Sunday, February 6. 2011
Very Slow Data Repartitioning in SQL Server Replication with Precomputed Partitions
Background
I am using Merge Replication with SQL Server 2008 R2 (server and clients). I have setup a publication with a rather complex filtering hierarchy rooted in a table with Parameterized Row Filters extended many times through Join Filters.
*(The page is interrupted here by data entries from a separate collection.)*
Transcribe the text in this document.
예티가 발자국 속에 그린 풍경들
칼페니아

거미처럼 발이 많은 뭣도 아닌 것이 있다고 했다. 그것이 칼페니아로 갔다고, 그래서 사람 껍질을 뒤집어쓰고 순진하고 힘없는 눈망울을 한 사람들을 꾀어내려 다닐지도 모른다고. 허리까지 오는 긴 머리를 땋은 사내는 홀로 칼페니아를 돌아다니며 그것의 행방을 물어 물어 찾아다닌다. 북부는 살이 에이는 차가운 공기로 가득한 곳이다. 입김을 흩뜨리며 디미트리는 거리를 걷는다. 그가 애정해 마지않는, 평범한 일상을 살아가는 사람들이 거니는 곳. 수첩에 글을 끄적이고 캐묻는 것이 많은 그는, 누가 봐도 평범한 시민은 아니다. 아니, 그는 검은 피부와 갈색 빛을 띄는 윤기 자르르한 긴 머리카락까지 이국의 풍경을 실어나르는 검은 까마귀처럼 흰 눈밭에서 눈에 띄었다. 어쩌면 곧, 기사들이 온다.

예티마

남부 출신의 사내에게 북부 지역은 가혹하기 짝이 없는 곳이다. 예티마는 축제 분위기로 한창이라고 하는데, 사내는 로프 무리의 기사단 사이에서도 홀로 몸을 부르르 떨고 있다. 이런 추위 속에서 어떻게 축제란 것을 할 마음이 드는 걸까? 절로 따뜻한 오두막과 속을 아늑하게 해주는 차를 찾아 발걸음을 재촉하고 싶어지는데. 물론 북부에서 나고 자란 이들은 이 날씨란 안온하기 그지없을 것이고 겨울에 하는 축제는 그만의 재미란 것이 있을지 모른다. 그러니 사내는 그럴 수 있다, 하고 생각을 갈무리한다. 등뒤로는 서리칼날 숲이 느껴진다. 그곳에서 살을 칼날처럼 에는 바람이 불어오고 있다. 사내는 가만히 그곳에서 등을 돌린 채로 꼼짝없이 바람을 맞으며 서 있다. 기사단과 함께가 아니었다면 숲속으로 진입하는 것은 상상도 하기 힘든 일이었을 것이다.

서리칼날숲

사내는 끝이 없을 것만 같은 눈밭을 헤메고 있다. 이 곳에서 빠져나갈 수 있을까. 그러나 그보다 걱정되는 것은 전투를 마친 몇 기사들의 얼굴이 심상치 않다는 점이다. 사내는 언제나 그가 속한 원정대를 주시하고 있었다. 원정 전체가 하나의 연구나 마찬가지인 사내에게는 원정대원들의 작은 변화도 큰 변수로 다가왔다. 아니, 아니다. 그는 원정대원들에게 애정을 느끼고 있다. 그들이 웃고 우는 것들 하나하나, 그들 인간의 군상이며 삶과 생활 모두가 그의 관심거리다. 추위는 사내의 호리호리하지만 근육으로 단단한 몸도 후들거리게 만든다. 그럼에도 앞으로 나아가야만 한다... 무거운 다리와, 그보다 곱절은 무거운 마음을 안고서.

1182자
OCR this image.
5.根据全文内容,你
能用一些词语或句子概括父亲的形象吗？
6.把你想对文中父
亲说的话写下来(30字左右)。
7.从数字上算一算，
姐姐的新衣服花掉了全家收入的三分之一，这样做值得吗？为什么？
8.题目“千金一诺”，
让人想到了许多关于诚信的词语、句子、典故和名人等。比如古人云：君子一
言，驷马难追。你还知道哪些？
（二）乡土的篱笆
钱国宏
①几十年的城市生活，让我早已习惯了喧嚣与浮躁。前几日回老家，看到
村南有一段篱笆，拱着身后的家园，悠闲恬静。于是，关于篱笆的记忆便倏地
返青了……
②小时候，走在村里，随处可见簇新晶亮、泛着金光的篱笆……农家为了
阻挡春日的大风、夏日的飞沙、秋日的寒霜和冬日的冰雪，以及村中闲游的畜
Making modifications to data in a table near the root of this hierarchy would trigger repartitioning of the replicated data which would never complete and would cause deadlock errors in the other connections to the database while it ran (I let it run overnight once in single user mode, but had to kill it after 13 hours...).
Investigation Technical Details
After a lot of watching in SQL Profiler and digging around in the triggers/procedures which perform the repartitioning I found the culprit. The replication DML trigger on the table (MSMerge_op_GUID
) called the repartitioning procedure (MSmerge_expand_sp_GUID
) which included several queries with the following subquery:
FROM dbo.MSmerge_current_partition_mappings cpm WITH (ROWLOCK)
INNER JOIN dbo.MSmerge_contents mc2 WITH (ROWLOCK) ON cpm.rowguid = mc2.rowguid AND mc2.marker = @marker
Looking at the execution plan for any of the queries showed that this subquery was responsible for at least 40% of the total query cost. Both of these tables are quite large (~800k and ~425k rows respectively in my DB) and neither had indexes to cover this (sub-)query.
Solution
So, of course, I added the following indexes (with naming conventions to match the existing indexes):
ON dbo.MSmerge_current_partition_mappings (rowguid, partition_id);
CREATE INDEX nc6MSmerge_contents
ON dbo.MSmerge_contents (marker, rowguid);
After adding these indexes, the repartitioning operations completed in under 20 minutes!
Caveat
Both of these tables are heavily used and often modified (depending on the workload), so adding more indexes may not be the best solution for databases with high-performance requirements where repartitioning is rare and non-repartitioning operations are the norm. If that is the case, I suggest creating the above indexes before major repartitioning operations and removing them once the repartition is complete. However, that being said, I have been able to leave these indexes on the tables with no noticeable performance impact and a significant reduction in execution time for data modifications which involve repartitioning data.